Cyrille BRET – Florent PARMENTIER
Le 24 avril 2016, Norbert Hofer, le candidat du parti d’extrême droite FPÖ, a recueilli plus de 36% des voix au premier tour des élections présidentielles en Autriche. Ces résultats préfigurent-ils ceux des scrutins nationaux en Allemagne fin 2016 et en France en 2017 ? Par-delà les spécificités politiques autrichiennes, ils adressent une série d’avertissements à l’Europe : la « démocratie illibérale » d’Europe centrale et orientale est désormais le principal risque pesant sur la cohésion de l’Union.
Retrouvez la tribune ici : Tribune Mitteleuropa Bret Parmentier
(Photo : Heinz-Christian STRACHE et Norbert HOFER)
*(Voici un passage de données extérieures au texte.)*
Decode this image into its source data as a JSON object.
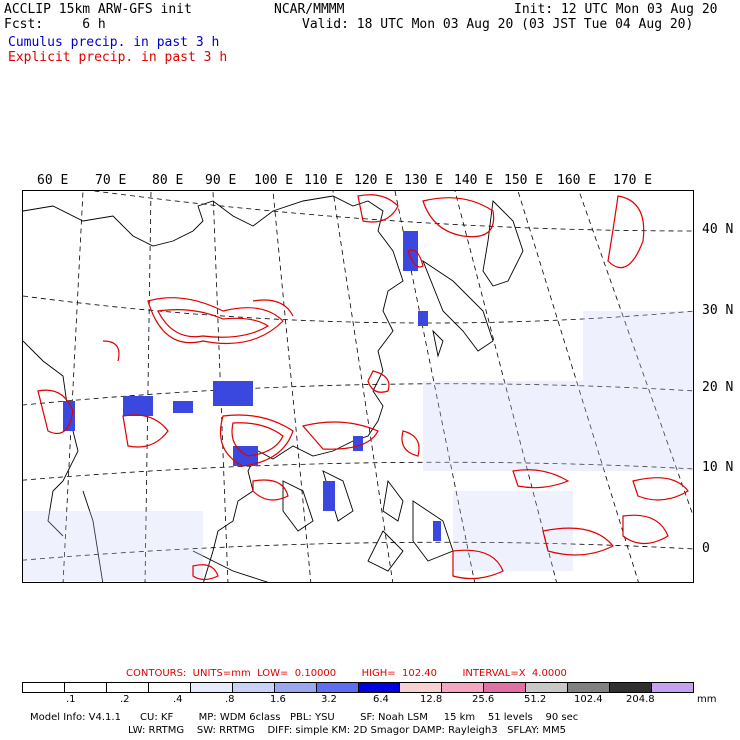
{
  "header": {
    "model_line": "ACCLIP 15km ARW-GFS init",
    "fcst_line": "Fcst:     6 h",
    "org": "NCAR/MMMM",
    "init": "Init: 12 UTC Mon 03 Aug 20",
    "valid": "Valid: 18 UTC Mon 03 Aug 20 (03 JST Tue 04 Aug 20)",
    "cumulus_label": "Cumulus precip. in past 3 h",
    "explicit_label": "Explicit precip. in past 3 h"
  },
  "map": {
    "longitude_labels": [
      "60 E",
      "70 E",
      "80 E",
      "90 E",
      "100 E",
      "110 E",
      "120 E",
      "130 E",
      "140 E",
      "150 E",
      "160 E",
      "170 E"
    ],
    "latitude_labels": [
      "40 N",
      "30 N",
      "20 N",
      "10 N",
      "0"
    ]
  },
  "contours_line": "CONTOURS:  UNITS=mm  LOW=  0.10000        HIGH=  102.40        INTERVAL=X  4.0000",
  "colorbar": {
    "colors": [
      "#ffffff",
      "#ffffff",
      "#ffffff",
      "#ffffff",
      "#e6ecfb",
      "#c8d2f6",
      "#9aa8f0",
      "#5f6ef0",
      "#0000e0",
      "#f6d2d2",
      "#f3a8c0",
      "#e070a6",
      "#c8c8c8",
      "#808080",
      "#303030",
      "#c8a0f0"
    ],
    "labels": [
      ".1",
      ".2",
      ".4",
      ".8",
      "1.6",
      "3.2",
      "6.4",
      "12.8",
      "25.6",
      "51.2",
      "102.4",
      "204.8"
    ],
    "unit": "mm"
  },
  "info": {
    "line1": "Model Info: V4.1.1      CU: KF        MP: WDM 6class   PBL: YSU        SF: Noah LSM     15 km    51 levels    90 sec",
    "line2": "LW: RRTMG    SW: RRTMG    DIFF: simple KM: 2D Smagor DAMP: Rayleigh3   SFLAY: MM5"
  }
}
Le 24 avril 2016, Norbert Hofer, le candidat du parti d’extrême droite FPÖ, a recueilli plus de 36% des voix au premier tour des élections présidentielles en Autriche. Ce parti créé par d’anciens officiers SS, infléchi dans un sens libéral et européiste par la suite et enfin réformé dans un sens populiste sous Jörg Haider, est en position d’accéder à la magistrature suprême dans ce pays charnière entre l’Est et l’Ouest de l’Europe.
Ces résultats préfigurent-ils ceux des scrutins nationaux en Allemagne fin 2016 et en France en 2017 ?
Bien sûr, ce petit pays (8,5 millions d’habitants) a ses singularités politiques : il sort d’une période de grande coalition entre la gauche et la droite et exprime depuis longtemps sa défiance envers l’islam, la Turquie et les migrants. Toutefois, ces résultats adressent une série d’avertissements à l’Europe : la « démocratie illibérale » d’Europe centrale et orientale est désormais le principal risque pesant sur la cohésion de l’Union.
La normalisation de l’extrême droite est achevée
Avec plus d’un tiers des voix à un scrutin majeur, le FPÖ devance nettement le candidat écologiste (20,4%), ainsi que la candidate indépendante (18,5%). Il brise le « plafond de verre » des 25% à l’échelle nationale et marginalise les deux grands partis traditionnels issus de la dénazification : le parti social-démocrate SPÖ et le parti conservateur ÖVP qui avaient alterné à la présidence et à la chancellerie depuis le départ des troupes alliées en 1955. Déjà fortement implanté dans certaines régions et présent au Parlement depuis plusieurs mandatures (il compte aujourd’hui 40 sièges sur 183 au Conseil national), le FPÖ peut devenir la force centrale de l’échiquier politique autrichien dans la perspective des prochaines élections parlementaires prévues pour 2017.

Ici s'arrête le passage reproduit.